Canning is very satisfying and easier then you may think. Spending some time in the kitchen will reward you with food you can enjoy throughout the year!
There are two different methods to can based on the type of food you want to preserve. Water bath canning is for high-acid foods and pressure canning is for non-acid vegetables, meat and fish. Water bath canning is the easiest and best place to start for beginners.
Water bath canning is easy because you only require boiling water and a canning kettle, or a large stockpot with a lid. You can only preserve high acid foods with this method. High acid foods include: fruits; fruit juice; jams; jellies; fruit spreads; salsas; tomatoes; pickles; relishes; chutneys; sauces; vinegars; and condiments.
Water Bath Canning
Wash jars and lids in hot soapy water then rinse thoroughly with boiling water.
- Keep jars warm until they are needed this will minimize the risk of breakage when filling the jars with hot food.
Select recipe and prepare food
- Select recipe, read through the directions and prepare all ingredients
- Fill each jar with food. Each jar needs a space between the food and the rim to allow for food expansion. Follow the recipes direction for correct fill level.
- Remove air bubbles. Insert a small non-metallic spatula into the jar, gently press the food against the opposite side of the jar. This will eliminate air bubbles and pockets.
- Wipe any food bits from the rim and check for chips in the rim. If there is a chip in the rim of the jar, throw the jar away as it will not seal.
- Place tin lids on the center of the jar, then screw on the ring. Tighten the ring by hand. Don’t over-tighten the ring as air inside the jars must be able to escape during the canning process.
- Place the jars into a canning rack and lower into the canner or large stockpot. Fill canner with water so there is 2.5cm (1inch) of water covering the top of the jars. Cover with the lid and place on high heat.
- Bring to a steady boil. Timing starts once the water starts boiling. Boil jars for specified time in the recipe.
- Remove jars from the heat and place them onto a towel on the counter, ensuring the jars don’t touch one another. Allow to cool upright for at least 12 hours. Note: do not touch lids while the jars are cooling. Do not re-tighten or over tighten rings that come loose during the canning. Doing so will interfere with the sealing process.

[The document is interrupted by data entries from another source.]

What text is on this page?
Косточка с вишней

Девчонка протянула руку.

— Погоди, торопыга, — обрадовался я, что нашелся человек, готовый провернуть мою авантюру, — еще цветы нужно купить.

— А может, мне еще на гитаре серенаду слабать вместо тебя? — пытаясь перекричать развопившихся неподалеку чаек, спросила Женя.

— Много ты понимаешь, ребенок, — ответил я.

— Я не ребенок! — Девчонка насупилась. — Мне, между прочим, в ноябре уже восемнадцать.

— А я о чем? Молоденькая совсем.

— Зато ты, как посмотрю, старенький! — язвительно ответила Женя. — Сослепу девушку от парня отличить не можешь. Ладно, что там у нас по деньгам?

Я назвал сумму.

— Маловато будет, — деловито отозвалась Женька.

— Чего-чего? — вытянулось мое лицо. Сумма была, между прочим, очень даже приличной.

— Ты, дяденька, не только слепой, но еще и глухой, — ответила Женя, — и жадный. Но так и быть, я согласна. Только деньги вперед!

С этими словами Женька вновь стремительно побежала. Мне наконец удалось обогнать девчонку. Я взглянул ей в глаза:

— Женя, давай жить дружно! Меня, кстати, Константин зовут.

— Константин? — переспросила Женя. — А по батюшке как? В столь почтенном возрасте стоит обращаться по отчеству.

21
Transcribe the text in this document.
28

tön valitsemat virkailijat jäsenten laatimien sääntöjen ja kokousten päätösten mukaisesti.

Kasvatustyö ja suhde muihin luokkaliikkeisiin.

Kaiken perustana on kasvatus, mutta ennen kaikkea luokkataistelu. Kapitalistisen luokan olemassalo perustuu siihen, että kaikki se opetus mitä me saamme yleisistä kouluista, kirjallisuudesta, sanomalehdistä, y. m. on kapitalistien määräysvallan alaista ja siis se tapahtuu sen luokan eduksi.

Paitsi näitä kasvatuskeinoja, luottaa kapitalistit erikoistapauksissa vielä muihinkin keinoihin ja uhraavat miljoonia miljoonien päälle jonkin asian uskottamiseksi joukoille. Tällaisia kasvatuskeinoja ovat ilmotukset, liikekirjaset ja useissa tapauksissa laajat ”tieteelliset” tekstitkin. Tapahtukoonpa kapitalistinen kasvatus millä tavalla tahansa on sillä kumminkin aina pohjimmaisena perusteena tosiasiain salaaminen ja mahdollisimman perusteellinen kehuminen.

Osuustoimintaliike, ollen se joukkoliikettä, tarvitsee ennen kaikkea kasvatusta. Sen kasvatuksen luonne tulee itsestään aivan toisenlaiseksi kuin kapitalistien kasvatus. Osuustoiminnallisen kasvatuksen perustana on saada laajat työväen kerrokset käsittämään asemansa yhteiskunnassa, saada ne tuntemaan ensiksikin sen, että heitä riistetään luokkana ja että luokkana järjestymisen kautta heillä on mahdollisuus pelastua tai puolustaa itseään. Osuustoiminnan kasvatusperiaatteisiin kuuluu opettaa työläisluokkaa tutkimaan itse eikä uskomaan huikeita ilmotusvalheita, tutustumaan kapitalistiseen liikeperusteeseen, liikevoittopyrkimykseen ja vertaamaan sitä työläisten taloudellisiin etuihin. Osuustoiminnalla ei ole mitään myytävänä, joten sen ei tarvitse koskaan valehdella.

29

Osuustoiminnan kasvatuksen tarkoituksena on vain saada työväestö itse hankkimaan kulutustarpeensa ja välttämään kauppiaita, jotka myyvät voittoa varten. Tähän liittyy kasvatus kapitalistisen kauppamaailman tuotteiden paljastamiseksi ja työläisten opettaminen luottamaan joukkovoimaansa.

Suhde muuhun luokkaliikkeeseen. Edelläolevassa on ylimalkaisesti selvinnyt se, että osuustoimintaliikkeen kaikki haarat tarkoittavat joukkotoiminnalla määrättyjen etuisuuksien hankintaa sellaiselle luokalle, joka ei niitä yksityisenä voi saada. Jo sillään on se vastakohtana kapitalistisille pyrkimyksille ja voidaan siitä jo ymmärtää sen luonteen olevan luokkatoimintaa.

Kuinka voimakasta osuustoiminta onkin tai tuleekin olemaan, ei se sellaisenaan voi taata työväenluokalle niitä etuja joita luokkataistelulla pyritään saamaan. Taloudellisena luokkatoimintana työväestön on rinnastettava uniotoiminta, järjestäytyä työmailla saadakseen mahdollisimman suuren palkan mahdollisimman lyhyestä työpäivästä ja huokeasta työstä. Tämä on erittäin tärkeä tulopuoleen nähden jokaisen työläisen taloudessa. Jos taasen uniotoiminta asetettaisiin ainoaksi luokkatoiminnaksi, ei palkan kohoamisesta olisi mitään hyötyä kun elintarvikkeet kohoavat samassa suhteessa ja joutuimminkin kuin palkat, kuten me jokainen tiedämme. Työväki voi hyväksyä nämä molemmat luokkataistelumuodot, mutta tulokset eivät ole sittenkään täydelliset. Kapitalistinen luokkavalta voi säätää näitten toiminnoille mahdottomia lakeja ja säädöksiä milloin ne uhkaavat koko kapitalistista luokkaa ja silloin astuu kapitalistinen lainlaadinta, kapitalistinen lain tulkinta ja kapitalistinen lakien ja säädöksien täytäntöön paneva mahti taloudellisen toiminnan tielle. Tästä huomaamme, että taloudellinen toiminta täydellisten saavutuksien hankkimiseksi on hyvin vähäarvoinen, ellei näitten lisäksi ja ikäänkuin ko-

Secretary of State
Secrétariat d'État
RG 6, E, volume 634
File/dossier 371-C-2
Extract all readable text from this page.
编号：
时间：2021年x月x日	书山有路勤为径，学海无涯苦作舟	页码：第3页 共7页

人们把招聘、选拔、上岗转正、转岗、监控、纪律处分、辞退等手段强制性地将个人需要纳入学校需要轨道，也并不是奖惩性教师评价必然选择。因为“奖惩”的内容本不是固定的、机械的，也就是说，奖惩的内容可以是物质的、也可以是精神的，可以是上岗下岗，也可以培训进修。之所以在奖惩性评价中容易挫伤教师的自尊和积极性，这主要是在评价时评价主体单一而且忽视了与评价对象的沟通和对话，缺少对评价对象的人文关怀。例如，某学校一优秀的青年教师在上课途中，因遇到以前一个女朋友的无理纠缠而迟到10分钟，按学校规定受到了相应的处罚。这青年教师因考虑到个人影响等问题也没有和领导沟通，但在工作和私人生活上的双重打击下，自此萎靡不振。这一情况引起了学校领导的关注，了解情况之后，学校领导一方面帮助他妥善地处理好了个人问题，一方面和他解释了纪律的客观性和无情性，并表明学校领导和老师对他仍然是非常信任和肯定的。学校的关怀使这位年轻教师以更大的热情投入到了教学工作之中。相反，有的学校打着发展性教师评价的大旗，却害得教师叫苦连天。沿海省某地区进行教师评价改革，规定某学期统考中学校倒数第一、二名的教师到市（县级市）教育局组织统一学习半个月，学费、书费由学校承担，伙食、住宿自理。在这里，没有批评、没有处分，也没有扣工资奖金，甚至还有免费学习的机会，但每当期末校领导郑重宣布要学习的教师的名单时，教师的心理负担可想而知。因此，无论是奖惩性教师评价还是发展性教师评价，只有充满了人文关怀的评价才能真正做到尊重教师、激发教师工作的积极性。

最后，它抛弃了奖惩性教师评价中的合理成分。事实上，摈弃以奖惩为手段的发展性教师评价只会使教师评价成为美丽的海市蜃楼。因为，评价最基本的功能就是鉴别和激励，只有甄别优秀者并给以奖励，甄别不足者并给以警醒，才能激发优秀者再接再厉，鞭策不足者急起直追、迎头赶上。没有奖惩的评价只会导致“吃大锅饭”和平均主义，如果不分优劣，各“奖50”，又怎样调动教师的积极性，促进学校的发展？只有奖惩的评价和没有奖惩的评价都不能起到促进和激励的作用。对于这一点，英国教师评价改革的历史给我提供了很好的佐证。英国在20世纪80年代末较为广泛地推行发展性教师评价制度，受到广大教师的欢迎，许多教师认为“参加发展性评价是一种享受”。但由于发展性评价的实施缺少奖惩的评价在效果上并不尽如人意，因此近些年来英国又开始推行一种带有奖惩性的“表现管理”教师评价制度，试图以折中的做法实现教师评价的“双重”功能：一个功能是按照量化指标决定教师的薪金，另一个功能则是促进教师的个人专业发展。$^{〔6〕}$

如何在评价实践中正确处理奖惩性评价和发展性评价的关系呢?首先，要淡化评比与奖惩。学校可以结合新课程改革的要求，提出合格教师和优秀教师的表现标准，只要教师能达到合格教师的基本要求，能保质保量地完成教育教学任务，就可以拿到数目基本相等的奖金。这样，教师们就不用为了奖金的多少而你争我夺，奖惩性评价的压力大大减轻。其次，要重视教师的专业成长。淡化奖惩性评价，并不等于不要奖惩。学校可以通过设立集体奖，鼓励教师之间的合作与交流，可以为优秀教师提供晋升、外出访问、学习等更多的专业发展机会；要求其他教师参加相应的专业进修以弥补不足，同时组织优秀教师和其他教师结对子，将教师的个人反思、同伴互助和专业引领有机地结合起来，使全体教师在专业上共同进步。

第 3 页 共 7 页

- As the jars cool, a strong vacuum seal will occur and the jars will click as they seal.
- Once jars have cooled, check the seals. This is easily done by pushing down on the lids - if the jar is sealed the lid will not flex up or down.
- Once the seals are checked, wash the outsides of the jars to remove any sticky residue from the canning process.
- Label, store and enjoy! Store sealed jars for up to one year in a cool, dark area.
Canning can be a fun, easy way to create delicious food to enjoy throughout the entire year.